Które ogniwa miał na myśli włodarz Falubazu? Głośno mówi się już o tym, że Nicki Pedersen po kontuzji do zielonogórskiego składu już nie wróci. Miejsce Duńczyka miałby zająć inny, tańszy i mniej konfliktowy obcokrajowiec. Kandydatur jest kilka, ale najmocniej do tej roli przypisuje się Antonio Lindbäcka. Kilka dni temu pojawił się także temat Piotra Protasiewicza. Choć zielonogórski weteran ma jeszcze ważny kontrakt na sezon 2020, jego ostatnie rezultaty były stosunkowo przeciętne i ciężko już traktować go inaczej niż jako zawodnika drugiej linii.
Zainteresowanie jego usługami miała za to wyrazić ZOOleszcz Polonia Bydgoszcz, która w osobie „PePe” może widzieć magnes na starych kibiców, pamiętających sukcesy z czasów, gdy wraz z braćmi Gollobami dominował on na polskich torach.

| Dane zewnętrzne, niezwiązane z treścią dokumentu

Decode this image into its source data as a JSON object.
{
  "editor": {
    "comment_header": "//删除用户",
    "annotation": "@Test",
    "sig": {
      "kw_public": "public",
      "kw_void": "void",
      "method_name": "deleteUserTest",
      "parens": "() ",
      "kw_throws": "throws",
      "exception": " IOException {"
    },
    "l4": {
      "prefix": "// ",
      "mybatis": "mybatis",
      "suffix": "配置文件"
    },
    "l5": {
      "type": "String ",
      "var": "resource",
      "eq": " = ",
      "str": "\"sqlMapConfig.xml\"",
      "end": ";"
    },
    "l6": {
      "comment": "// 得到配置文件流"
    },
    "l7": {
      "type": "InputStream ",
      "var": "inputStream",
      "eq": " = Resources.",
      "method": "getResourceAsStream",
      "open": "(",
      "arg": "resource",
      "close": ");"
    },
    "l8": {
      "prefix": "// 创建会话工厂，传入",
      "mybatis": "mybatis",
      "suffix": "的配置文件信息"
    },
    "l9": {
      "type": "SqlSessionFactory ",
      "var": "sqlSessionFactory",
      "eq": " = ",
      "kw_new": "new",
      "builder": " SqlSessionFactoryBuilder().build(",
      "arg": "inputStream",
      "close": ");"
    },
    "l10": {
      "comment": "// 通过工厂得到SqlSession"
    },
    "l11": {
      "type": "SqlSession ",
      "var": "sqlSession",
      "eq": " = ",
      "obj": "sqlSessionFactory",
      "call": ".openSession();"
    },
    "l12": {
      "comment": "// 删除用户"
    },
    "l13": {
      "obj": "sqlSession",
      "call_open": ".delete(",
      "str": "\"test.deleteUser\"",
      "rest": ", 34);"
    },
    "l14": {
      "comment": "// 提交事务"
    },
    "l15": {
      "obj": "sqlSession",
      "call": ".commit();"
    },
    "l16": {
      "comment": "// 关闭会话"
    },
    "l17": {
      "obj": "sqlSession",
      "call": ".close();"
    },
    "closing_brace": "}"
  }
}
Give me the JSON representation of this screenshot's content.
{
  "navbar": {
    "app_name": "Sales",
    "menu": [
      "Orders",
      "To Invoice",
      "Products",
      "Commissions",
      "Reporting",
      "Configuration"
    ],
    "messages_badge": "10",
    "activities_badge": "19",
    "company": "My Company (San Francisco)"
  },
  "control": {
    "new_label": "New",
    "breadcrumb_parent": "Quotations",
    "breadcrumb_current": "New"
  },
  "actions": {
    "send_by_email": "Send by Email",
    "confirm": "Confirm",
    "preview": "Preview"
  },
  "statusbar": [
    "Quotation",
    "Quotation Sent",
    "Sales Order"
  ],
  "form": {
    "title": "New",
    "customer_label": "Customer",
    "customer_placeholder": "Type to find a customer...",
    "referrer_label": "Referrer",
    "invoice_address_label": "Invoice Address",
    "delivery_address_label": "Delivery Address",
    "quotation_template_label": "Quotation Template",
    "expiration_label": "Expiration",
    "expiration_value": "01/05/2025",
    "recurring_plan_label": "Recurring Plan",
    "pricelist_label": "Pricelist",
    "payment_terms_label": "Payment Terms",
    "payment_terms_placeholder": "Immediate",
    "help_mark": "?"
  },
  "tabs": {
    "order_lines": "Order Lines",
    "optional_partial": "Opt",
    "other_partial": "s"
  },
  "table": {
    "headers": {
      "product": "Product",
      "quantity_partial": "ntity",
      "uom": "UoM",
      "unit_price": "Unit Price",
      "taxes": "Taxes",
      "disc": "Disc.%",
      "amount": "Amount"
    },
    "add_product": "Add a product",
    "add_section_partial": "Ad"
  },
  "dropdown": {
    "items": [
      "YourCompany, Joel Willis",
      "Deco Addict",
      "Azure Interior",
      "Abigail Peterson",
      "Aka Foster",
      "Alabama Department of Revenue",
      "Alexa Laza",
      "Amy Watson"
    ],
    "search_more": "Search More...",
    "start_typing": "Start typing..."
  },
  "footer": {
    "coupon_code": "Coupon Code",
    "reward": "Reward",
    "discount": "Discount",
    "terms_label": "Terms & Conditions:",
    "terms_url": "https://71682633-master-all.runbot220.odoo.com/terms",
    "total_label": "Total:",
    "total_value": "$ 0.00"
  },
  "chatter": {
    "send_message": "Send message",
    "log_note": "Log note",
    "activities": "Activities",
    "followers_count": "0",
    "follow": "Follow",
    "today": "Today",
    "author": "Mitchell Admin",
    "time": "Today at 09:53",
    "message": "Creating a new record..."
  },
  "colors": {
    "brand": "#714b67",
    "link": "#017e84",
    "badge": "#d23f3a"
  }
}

Druga nowa twarz mogłaby być więc zastępstwem za Protasiewicza, o ile strony postanowiłyby o wcześniejszym rozwiązaniu współpracy.. W tym wypadku – dla wypełnienia wymogów regulaminowych – musiałby to być jednak krajowy senior.
Alternatywnie może chodzić o sprowadzenie nowego młodzieżowca. W tym sezonie formację juniorską stanowili: Damian Pawliczak, Norbert Krakowiak i Mateusz Tonder. W kilku spotkaniach ich dyspozycja pozostawiała nieco do życzenia, a w dodatku cała trójka za rok będzie mieć już 21 lat. Wzmocnienie na tym polu byłoby więc stosunkowo mało ryzykowne. Z drugiej strony, rynek młodzieżowców tej jesieni będzie raczej ubogi, a i zielonogórzanie sporo ostatnio zainwestowali we własnych wychowanków.
Źródło: Eleven Sports / inf. własna
Aby nie przegapić najciekawszych artykułów kliknij obserwuj speedwaynews.pl na Google News
Obserwuj nas!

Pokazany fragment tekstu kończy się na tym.